Additional factors to consider when choosing your investment property include:
- The crime levels in the area.
- The property’s condition.
- Rental law and insurance.
- Whether you plan to rent it furnished or unfurnished.
- Whether this is a long- or short-term investment strategy.
Maximising the profitability of your investment
Rental prices in South Africa are highly dependent on location - varying widely from province to province. According to the latest PayProp Rental Index, the Northwest has the lowest average rent in the country at R6,301 while the Western Cape boasts the highest at R10,300.
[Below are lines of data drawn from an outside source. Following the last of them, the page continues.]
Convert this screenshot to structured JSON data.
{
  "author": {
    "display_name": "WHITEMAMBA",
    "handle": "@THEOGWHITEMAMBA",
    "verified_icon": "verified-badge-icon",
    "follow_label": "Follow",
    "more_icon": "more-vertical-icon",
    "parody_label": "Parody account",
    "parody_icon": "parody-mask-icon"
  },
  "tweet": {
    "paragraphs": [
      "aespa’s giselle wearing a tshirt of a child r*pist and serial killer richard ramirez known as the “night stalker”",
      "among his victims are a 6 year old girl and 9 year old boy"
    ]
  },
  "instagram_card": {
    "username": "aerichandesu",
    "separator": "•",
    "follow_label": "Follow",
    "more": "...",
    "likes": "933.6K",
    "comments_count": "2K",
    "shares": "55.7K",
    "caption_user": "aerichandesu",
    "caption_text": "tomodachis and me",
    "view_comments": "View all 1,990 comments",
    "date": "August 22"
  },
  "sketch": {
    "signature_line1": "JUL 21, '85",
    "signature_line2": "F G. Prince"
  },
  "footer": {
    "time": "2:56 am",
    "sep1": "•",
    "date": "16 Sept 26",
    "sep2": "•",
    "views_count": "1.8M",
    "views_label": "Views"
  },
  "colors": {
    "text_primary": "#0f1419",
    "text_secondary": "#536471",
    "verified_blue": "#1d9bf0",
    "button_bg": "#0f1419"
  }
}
“One thing to keep in mind is your breakeven point to maximise your profitability,” he adds. “Sadly, if you are bonding a home on a 100% bond for instance, you will most likely not break even if you’re simply renting out over a year’s lease period.”
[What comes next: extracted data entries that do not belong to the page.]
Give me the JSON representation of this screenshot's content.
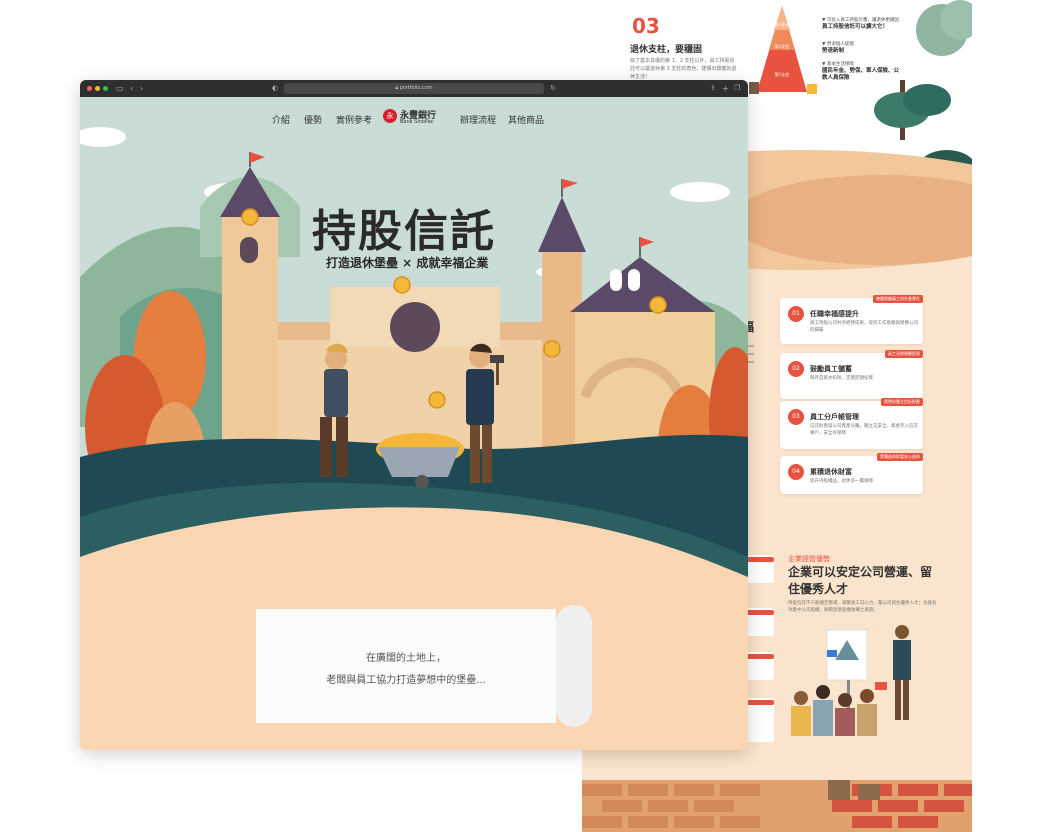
{
  "browser": {
    "url": "portfolio.com"
  },
  "nav": {
    "items": [
      "介紹",
      "優勢",
      "實例參考",
      "辦理流程",
      "其他商品"
    ],
    "logo_cn": "永豐銀行",
    "logo_en": "Bank SinoPac"
  },
  "hero": {
    "title": "持股信託",
    "subtitle": "打造退休堡壘 × 成就幸福企業"
  },
  "scroll": {
    "line1": "在廣闊的土地上，",
    "line2": "老闆與員工協力打造夢想中的堡壘..."
  },
  "back_page": {
    "pillar_number": "03",
    "pillar_title": "退休支柱，要穩固",
    "pillar_desc": "除了基本具優的第 1、2 支柱以外，員工持股信託可以讓退休第 3 支柱的角色，建構出穩健的退休生活！",
    "pyramid": {
      "levels": [
        "第3支柱",
        "第2支柱",
        "第1支柱"
      ],
      "notes": [
        {
          "head": "▼ 可投入員工持股計畫，讓退休更穩固",
          "body": "員工持股信託可以擴大它！"
        },
        {
          "head": "▼ 勞退個人提撥",
          "body": "勞退新制"
        },
        {
          "head": "▼ 基本生活保障",
          "body": "國民年金、勞保、軍人保險、公教人員保險"
        }
      ]
    },
    "side_title": "福",
    "cards": [
      {
        "num": "01",
        "tag": "善盡照顧員工的社會責任",
        "title": "任職幸福感提升",
        "desc": "員工持股公司共享經營成果，提昇工作意願與榮譽公司的歸屬"
      },
      {
        "num": "02",
        "tag": "員工長期規劃投資",
        "title": "鼓勵員工儲蓄",
        "desc": "每月自薪水扣除，定期定額投資"
      },
      {
        "num": "03",
        "tag": "透明化獨立信託財產",
        "title": "員工分戶帳管理",
        "desc": "信託財產與公司資產分離，獨立又安全，資金存入信託專戶，安全有保障"
      },
      {
        "num": "04",
        "tag": "累積退休財富安心退休",
        "title": "累積退休財富",
        "desc": "提升持股權益，退休多一層保障"
      }
    ],
    "section_label": "企業經營優勢",
    "section_title": "企業可以安定公司營運、留住優秀人才",
    "section_desc": "持股信託不只能穩定營運，凝聚員工向心力，幫公司留住優秀人才；也能有效集中公司股權，防範惡意股權收購之風險。"
  },
  "colors": {
    "accent": "#e8533f",
    "sky": "#c9dcd6",
    "ground": "#fbd6b3",
    "forest": "#1f4a54"
  }
}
Beyond traditional financing, investment may require one to look to non-traditional avenues to yield returns, these include:
- Partnerships: “Here, you come to a written, structured agreement with a partner to cover the costs of your investment. This should generally be a short-term investment or ‘flip’.”
- Structured finance: “This is commonly used for investors with a portfolio. Investors receive a lending facility from a private bank and their property portfolio is looked after as a whole.”
- Joint ventures: “This is best for parties who have different things to bring to the table, for instance, one might bring expertise while the other brings finance.”
- Family investors and angel investors: “For those who need help, structuring a deal with your family or an outside investor (angel investor) is an option.” Smee shares that investors can further maximise their profitability by investigating the tax-deductible costs of the rental property. “This differs based on whether the investment is in a freehold property or a sectional-title unit, but in the case of freehold properties, costs like levies, repairs, maintenance and insurance premiums are tax deductible.”
Short versus long-term rentals
Another way to maximise the profitability of your rental property is by going the route of short-term letting, which can generate as much as 30% more income than long-term leases especially in high-demand tourism destinations like Cape Town.
“Keep in mind that this option may be lucrative but is significantly more labour and time intensive than long-term leasing,” says Smee. “Hiring a property management company can mitigate this, but often carries a hefty fee in addition to the higher operating costs of regular cleaning and maintenance fees, as well as the risk of hosting unvetted short-term tenants.”
He concludes saying that short-term rental demand can also fluctuate based on the season, potentially leading to extended vacancy periods and difficulties maintaining a consistent cash flow.